In its recent decision in Berkley Regional Ins. Co. v. Philadelphia Indemnity Ins. Co., 2012 U.S. App. LEXIS 15998 (5th Cir. Aug. 2, 2012), the United States Court of Appeals for the Fifth Circuit, applying Texas law, had occasion to consider how and under what circumstances an excess/umbrella insurer is prejudiced as a result of an insured’s failure to provide timely notice of occurrence or suit.
The insured, Towers of Town Lake Condominiums (“Tower”), had a $1 million primary policy with Nautilus and a $20 million excess/umbrella policy with Philadelphia. Towers was sued when a dentist slipped and fell on its premises. It placed Nautilus on notice of the suit, but did not give immediate notice to Philadelphia. At a mediation held prior to trial, the plaintiff’s “bottom” demand was $215,000 and Nautilus’ “top” offer was $150,000. The parties reached an impasse and the case, therefore, proceeded to trial. A jury subsequently rendered a verdict in favor of the plaintiff in the amount of just under $1.7 million. On the day of the verdict, Towers finally gave notice to Philadelphia. Philadelphia thereafter denied coverage based on late notice.
The Philadelphia policy required prompt notice of any occurrence involving permanent disabilities, or otherwise involving a coverage issue that could result in a reservation of rights or disclaimer of coverage. Additionally, the Philadelphia policy had a provision allowing it to associate in the defense, settlement and investigation of any underlying claim, at the discretion of Philadelphia. Nautilus, suing on behalf of Towers, argued that Philadelphia’s late notice disclaimer was not valid as Philadelphia was not prejudiced by Towers’ untimely notice. The lower court held in Nautilus’ favor. On appeal, the Fifth Circuit was asked whether as a matter of law “[d]oes the failure to give notice to an excess carrier until after an adverse jury verdict constitute evidence of prejudice that forfeits coverage?”
Looking to Texas case law on late notice, the Fifth Circuit observed that the purpose of notice provisions are to protect the insurer’s right and ability to participate in the underlying suit and to minimize its potential loss. While these cases generally involved primary insurers, the court could find no basis for drawing a distinction between the interests of primary insurers and excess insurers, explaining:
While their responsibilities are different and, thus, they may not suffer prejudice in all circumstances where a primary carrier would, [excess insurers] nonetheless have a contract with the insured and are entitled to rely upon the same contract principles [as do primary insurers].

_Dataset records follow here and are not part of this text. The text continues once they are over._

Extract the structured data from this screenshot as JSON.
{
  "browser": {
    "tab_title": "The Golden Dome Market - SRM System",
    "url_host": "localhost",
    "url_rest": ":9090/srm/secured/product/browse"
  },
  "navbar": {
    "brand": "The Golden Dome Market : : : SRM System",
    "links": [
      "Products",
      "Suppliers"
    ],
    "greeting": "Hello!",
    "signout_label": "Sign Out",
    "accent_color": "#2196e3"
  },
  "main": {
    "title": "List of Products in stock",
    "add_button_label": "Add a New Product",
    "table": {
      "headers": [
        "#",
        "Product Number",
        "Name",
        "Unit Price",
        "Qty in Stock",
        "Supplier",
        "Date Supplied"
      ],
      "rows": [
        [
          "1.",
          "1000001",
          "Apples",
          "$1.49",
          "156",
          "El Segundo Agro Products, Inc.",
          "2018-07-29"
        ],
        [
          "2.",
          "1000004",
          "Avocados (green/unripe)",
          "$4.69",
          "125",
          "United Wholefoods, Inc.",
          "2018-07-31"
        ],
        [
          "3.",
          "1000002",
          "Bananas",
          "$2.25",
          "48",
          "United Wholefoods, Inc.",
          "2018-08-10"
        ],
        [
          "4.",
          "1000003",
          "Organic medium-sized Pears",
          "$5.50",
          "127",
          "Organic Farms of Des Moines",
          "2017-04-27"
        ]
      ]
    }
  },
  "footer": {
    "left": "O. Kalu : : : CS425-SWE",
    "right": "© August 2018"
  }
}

The court noted that while it is not always easy to determine prejudice, certain bright lines can be drawn. For instance, prejudice will be presumed where notice is first given after a default judgment. The court further observed that notice given once the case is “over” is too late, citing to the Texas Supreme Court decision in National Union Fire Ins. Co. v. Crocker, 246 S.W.3d 603 (Tex. 2008). Nautilus nevertheless argued that Crocker was inapplicable because the case was defended by Nautilus. In other words, a distinction should be drawn between a situation where a primary insurer does not have a chance to defend and where an excess insurer does not receive notice until after verdict. The Fifth Circuit rejected this distinction, explaining:
[Nautilus] argues that this case is more like the “better late than never” cases and not like Crocker because no default was entered; rather, the case was litigated by competent counsel to a jury verdict. We disagree … Philadelphia was not just notified “late,” it was notified after all material aspects of the trial process had concluded and an adverse jury verdict was entered. It lost the ability to do any investigation or conduct its own analysis of the case, as well as the ability to “join in” Nautilus’ evaluation of the case.

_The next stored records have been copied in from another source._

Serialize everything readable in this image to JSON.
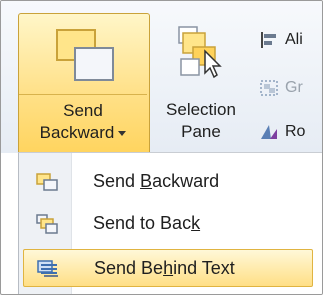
{
  "ribbon": {
    "send_backward": {
      "label_line1": "Send",
      "label_line2": "Backward"
    },
    "selection_pane": {
      "label_line1": "Selection",
      "label_line2": "Pane"
    },
    "align": {
      "label": "Ali"
    },
    "group": {
      "label": "Gr"
    },
    "rotate": {
      "label": "Ro"
    }
  },
  "menu": {
    "items": [
      {
        "pre": "Send ",
        "key": "B",
        "post": "ackward",
        "icon": "send-backward-icon"
      },
      {
        "pre": "Send to Bac",
        "key": "k",
        "post": "",
        "icon": "send-to-back-icon"
      },
      {
        "pre": "Send Be",
        "key": "h",
        "post": "ind Text",
        "icon": "send-behind-text-icon",
        "highlighted": true
      }
    ]
  },
  "colors": {
    "highlight": "#ffe18a",
    "highlight_border": "#c9a23a",
    "menu_gutter": "#eef1f5"
  }
}
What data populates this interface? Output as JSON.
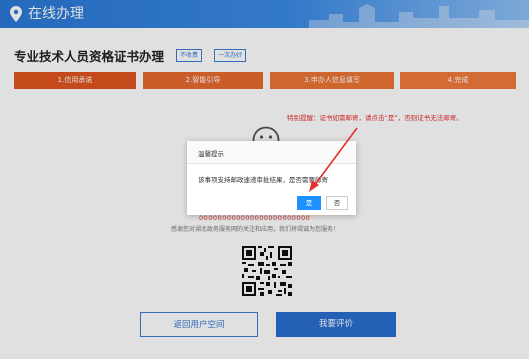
{
  "header": {
    "title": "在线办理"
  },
  "page": {
    "title": "专业技术人员资格证书办理",
    "tags": [
      "不收费",
      "一次办好"
    ]
  },
  "steps": [
    "1.信用承诺",
    "2.智能引导",
    "3.申办人信息填写",
    "4.完成"
  ],
  "notice": "特别提醒：证书如需邮寄，请点击“是”，否则证书无法邮寄。",
  "result": {
    "code_line": "000000000000000000000000",
    "thanks": "感谢您对湖北政务服务网的关注和应用，我们将竭诚为您服务！"
  },
  "buttons": {
    "back": "返回用户空间",
    "rate": "我要评价"
  },
  "dialog": {
    "title": "温馨提示",
    "message": "该事项支持邮政速递审批结果，是否需要邮寄",
    "yes": "是",
    "no": "否"
  },
  "colors": {
    "header": "#2a78d6",
    "step_dark": "#e0551f",
    "step_light": "#f07a3c",
    "alert": "#e53030",
    "primary": "#2a6fd0"
  }
}
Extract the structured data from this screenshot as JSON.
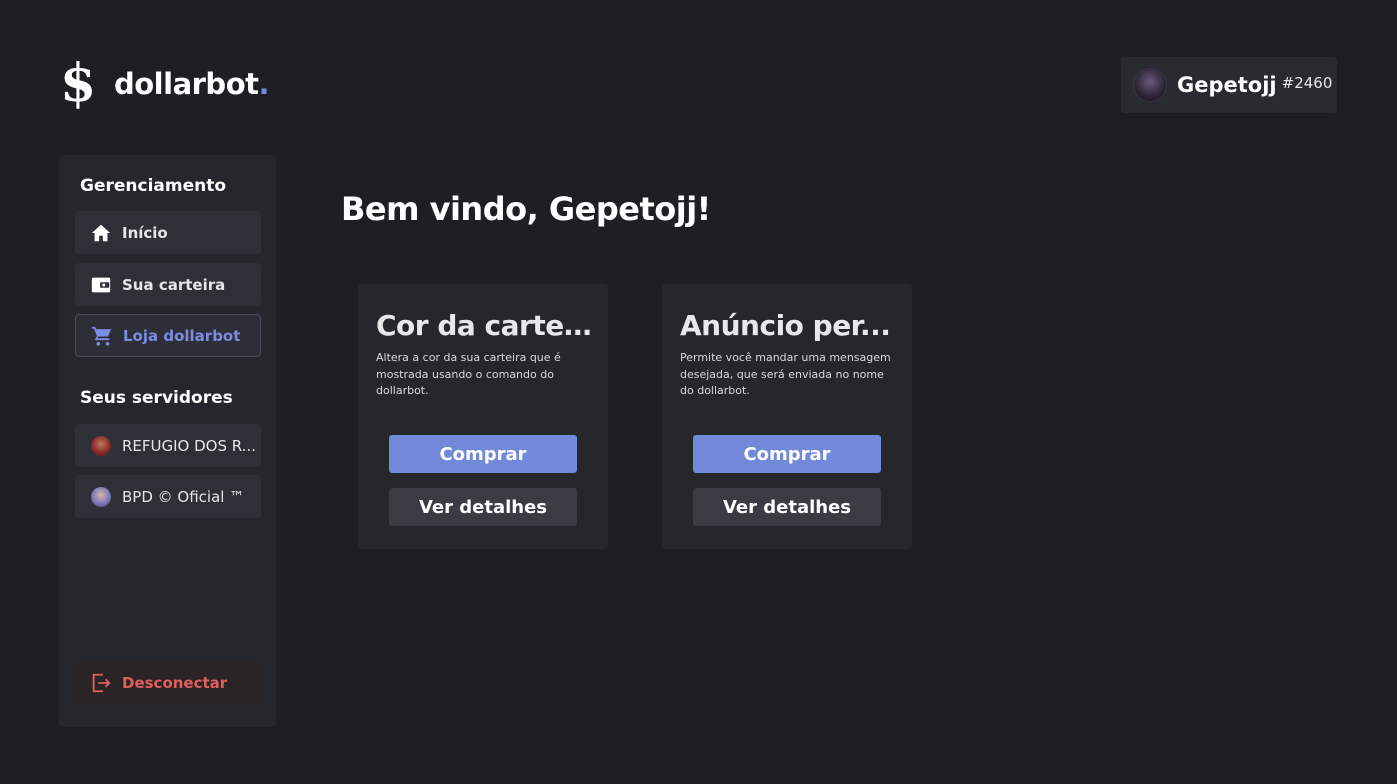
{
  "brand": {
    "mark": "$",
    "name": "dollarbot",
    "dot": "."
  },
  "user": {
    "name": "Gepetojj",
    "tag": "#2460",
    "avatar_icon": "user-avatar"
  },
  "sidebar": {
    "management_heading": "Gerenciamento",
    "nav": [
      {
        "label": "Início",
        "icon": "home-icon",
        "active": false
      },
      {
        "label": "Sua carteira",
        "icon": "wallet-icon",
        "active": false
      },
      {
        "label": "Loja dollarbot",
        "icon": "cart-icon",
        "active": true
      }
    ],
    "servers_heading": "Seus servidores",
    "servers": [
      {
        "label": "REFUGIO DOS R...",
        "icon": "server-avatar"
      },
      {
        "label": "BPD © Oficial ™",
        "icon": "server-avatar"
      }
    ],
    "logout_label": "Desconectar"
  },
  "main": {
    "welcome": "Bem vindo, Gepetojj!",
    "cards": [
      {
        "title": "Cor da cartei...",
        "description": "Altera a cor da sua carteira que é mostrada usando o comando do dollarbot.",
        "buy_label": "Comprar",
        "details_label": "Ver detalhes"
      },
      {
        "title": "Anúncio per...",
        "description": "Permite você mandar uma mensagem desejada, que será enviada no nome do dollarbot.",
        "buy_label": "Comprar",
        "details_label": "Ver detalhes"
      }
    ]
  },
  "colors": {
    "background": "#1e1f23",
    "panel": "#26272d",
    "accent": "#7289da",
    "active_text": "#7c8ce0",
    "danger": "#e05e5e"
  }
}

Just as important for the court was that Philadelphia lost its opportunity to participate in the pretrial mediation:
Mediation, by nature, is a dynamic process, and for that very reason, parties are expected (and usually ordered) to appear ready to negotiate and with “full” settlement authority … Thus, we cannot fully know what effect, if any, Philadelphia’s participation would have had on this process – e.g., convincing Nautilus to take [plaintiff’s] offer of $215,000, convincing [plaintiff] to come down further or accept Nautilus’ offer of $150,000, or even “dropping down” to pay the $65,000 difference between the parties’ offers (with or without a side agreement between itself and Nautilus to litigate who must ultimately pay that amount). All of these rights were lost, leaving Philadelphia holding the bag for more than $700,000 in excess liability …
Finally, the court rejected Nautilus’ argument that Philadelphia’s rights were protected since it had an opportunity to participate in the appeal of the underlying verdict. Given the posture of an appeal and the standard of review applicable to the appellate issues, the court observed that the “cows had long since left the barn when Philadelphia was invited to close the barn door.”